Sadik · 27/07/2024 11:28
  1. The Mountain in the Sea by Ray Naylor Set on a nature reserve in a Vietnamese archipelago, scientist Ha Ngyuen and sentient AI/android Evrim are employed by mega-corp (& Evrim's creators) DIANIMA to investigate rumours of an unusually sophisticated octopus social grouping. Their story is intertwined with those of Rustem, a hacker employed to subvert AI systems & Eiko, part of the enslaved processing crew on a giant automated trawler.
    Recommended by @elspethmcgillicudddy on the last thread, this ticked all my boxes for great SF. I thought the author did a really good job of bringing together his themes of interspecies communication (or the lack of) & the possible future impacts of AI within a classic SFF plot with a bit of a cyberpunk feel.
    I might also now have to go back and have another go at reading Other Minds and Metazoa by Peter Godfrey, both of which I've tried and given up on a few times as well as checking out some of the other books that Naylor cites as inspiration.
Terpsichore · 27/07/2024 11:49

Welcome to the weird and wonderful world of Proust, @ÚlldemoShúl! we’ve got to volume 6 in the read along I’m doing with friends. I feel as though we’re definitely going to finish now, but it’s a commitment, I won’t pretend otherwise.

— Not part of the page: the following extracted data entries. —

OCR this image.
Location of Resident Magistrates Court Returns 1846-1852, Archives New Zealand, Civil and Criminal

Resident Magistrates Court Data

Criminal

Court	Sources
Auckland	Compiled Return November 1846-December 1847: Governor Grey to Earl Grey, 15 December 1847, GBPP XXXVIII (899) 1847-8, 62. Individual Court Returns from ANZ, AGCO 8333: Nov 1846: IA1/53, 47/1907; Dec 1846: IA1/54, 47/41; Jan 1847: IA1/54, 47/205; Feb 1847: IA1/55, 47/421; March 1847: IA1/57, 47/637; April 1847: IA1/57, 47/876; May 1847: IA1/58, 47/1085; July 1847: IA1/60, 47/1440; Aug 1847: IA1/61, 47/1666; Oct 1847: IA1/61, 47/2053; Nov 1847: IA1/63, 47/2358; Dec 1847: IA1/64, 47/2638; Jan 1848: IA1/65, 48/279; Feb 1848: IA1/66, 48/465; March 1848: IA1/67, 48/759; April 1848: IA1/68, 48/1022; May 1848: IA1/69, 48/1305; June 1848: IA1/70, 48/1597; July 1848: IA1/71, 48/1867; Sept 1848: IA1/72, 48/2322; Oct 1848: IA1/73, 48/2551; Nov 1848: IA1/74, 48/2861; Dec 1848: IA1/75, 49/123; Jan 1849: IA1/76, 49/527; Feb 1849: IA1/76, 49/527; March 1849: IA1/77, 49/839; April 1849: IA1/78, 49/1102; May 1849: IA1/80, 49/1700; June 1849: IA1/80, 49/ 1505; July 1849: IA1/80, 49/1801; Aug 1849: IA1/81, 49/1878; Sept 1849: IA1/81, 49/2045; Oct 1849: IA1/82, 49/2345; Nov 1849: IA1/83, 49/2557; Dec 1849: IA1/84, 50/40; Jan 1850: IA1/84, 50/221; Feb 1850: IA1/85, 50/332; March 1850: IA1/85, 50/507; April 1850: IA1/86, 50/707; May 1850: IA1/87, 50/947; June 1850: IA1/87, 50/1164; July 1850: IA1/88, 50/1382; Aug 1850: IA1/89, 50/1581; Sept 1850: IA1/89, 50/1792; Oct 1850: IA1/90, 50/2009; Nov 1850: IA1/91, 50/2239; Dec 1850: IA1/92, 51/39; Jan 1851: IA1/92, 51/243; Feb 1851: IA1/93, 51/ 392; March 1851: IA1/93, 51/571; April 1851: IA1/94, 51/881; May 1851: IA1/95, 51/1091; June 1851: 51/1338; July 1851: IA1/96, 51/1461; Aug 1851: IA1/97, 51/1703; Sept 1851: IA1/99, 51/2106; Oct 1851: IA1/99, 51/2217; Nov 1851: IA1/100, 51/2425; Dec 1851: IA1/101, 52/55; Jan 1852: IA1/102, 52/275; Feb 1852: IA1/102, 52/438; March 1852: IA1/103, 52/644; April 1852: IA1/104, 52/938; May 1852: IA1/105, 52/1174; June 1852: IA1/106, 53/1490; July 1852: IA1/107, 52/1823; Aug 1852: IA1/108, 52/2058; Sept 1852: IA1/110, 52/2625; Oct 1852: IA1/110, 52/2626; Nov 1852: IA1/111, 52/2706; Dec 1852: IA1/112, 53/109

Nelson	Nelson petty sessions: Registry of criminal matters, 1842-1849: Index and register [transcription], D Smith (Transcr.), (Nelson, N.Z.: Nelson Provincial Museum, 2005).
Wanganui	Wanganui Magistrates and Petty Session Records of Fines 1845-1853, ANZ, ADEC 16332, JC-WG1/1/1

Tarragon123 · 27/07/2024 11:51

74 How Britain Ends – Gavin Esler (Audio). This was published in Oct/Nov 2020. I remember when this was first published and I attended by zoom to a live event in Belfast. I actually cant remember if there were actually people in Belfast or if it was just GE. This was my first book related zoom event and was very enjoyable. I even got a question asked and answered! Fast forwarded 3 years and I got the book on Audio. I do enjoy GE’s writing. He was absolutely vicious towards Boris Johnston and scathing towards David Cameron and Theresa May. He is very much a Europhile and blames all three for Brexit. He covers quite a bit of the pandemic and the poor governance (eg sending a chartered flight to Turkey to collect PPE and no one checked before hand if the PPE met requirements. Spoiler, it didn’t). I don’t necessarily agree with him on some matters, personally, I support Scottish Independence, or his solution for keeping the UK together, which is Federalism. I will look out for his other non fiction works.